Subject: | possible problem with regex when url has no trailing / |
found that if you pass a URL to your crawler with out a trailing slash
it will fail to down load the robots.txt.
I also added a new hook to give me more control over what URLs to
follow, you might be interested in adding it.

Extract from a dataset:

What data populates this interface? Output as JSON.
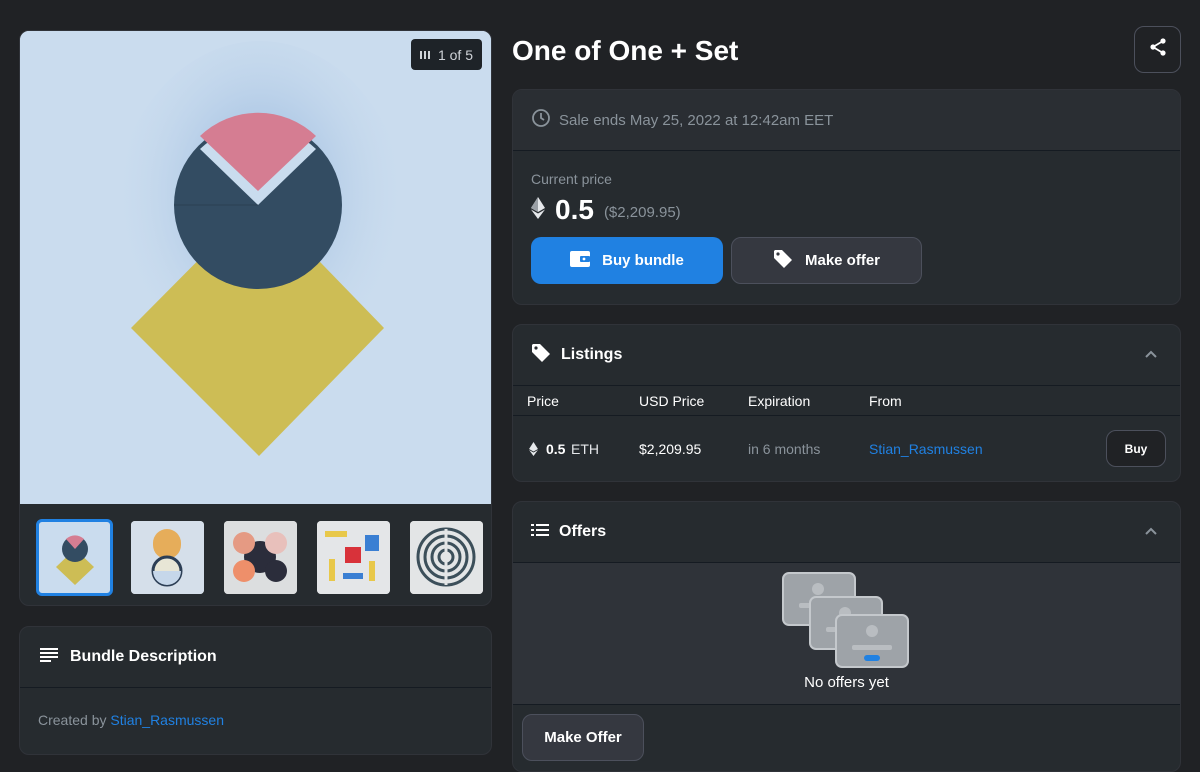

Subject: | fix-regex.patch |
Index: lib/WWW/Crawler/Lite.pm
===================================================================
--- lib/WWW/Crawler/Lite.pm (revision 2)
+++ lib/WWW/Crawler/Lite.pm (revision 7)
@@ -10,7 +10,7 @@
use Time::HiRes 'usleep';
use Carp 'confess';
-our $VERSION = '0.003';
+our $VERSION = '0.004';
sub new
@@ -24,7 +24,8 @@
on_new_urls => sub { my @urls = @_; },
on_bad_url => sub { my ($bad_url) = @_; },
on_response => sub { my ($url, $http_response) = @_; },
- on_link => sub { my ($from, $to, $text) = @_ },
+ on_link => sub { my ($from, $to, $text) = @_; },
+ follow_ok => sub { my ($url) = @_; return 1; },
delay_seconds => 1,
disallowed => [ ],
%args,
@@ -80,7 +81,13 @@
return @_ ? $s->{on_link} = shift : $s->{on_link};
}# end on_link()
+sub follow_ok
+{
+ my $s = shift;
+ return @_ ? $s->{follow_ok} = shift : $s->{follow_ok};
+}# end follow_ok()
+
sub url_count
{
my ($s) = @_;
@@ -105,7 +112,7 @@
});
# Try to find robots.txt:
- my ($proto, $domain) = $args{url} =~ m{^(https?)://(.*?)/};
+ my ($proto, $domain) = $args{url} =~ m{^(https?)://(.*?)(?:/|$)};
eval {
local $SIG{__DIE__} = \&confess;
my $robots_url = "$proto://$domain/robots.txt";
@@ -182,7 +189,8 @@
(my $new = url($href, $base)->abs->as_string) =~ s/\#.*$//;
$anchortext =~ s/^\s+//s;
$anchortext =~ s/\s+$//s;
- push @new_urls, { href => $new, text => $anchortext };
+ push @new_urls, { href => $new, text => $anchortext }
+ if $s->follow_ok->($new);
}# end if()
"";
}isgxe;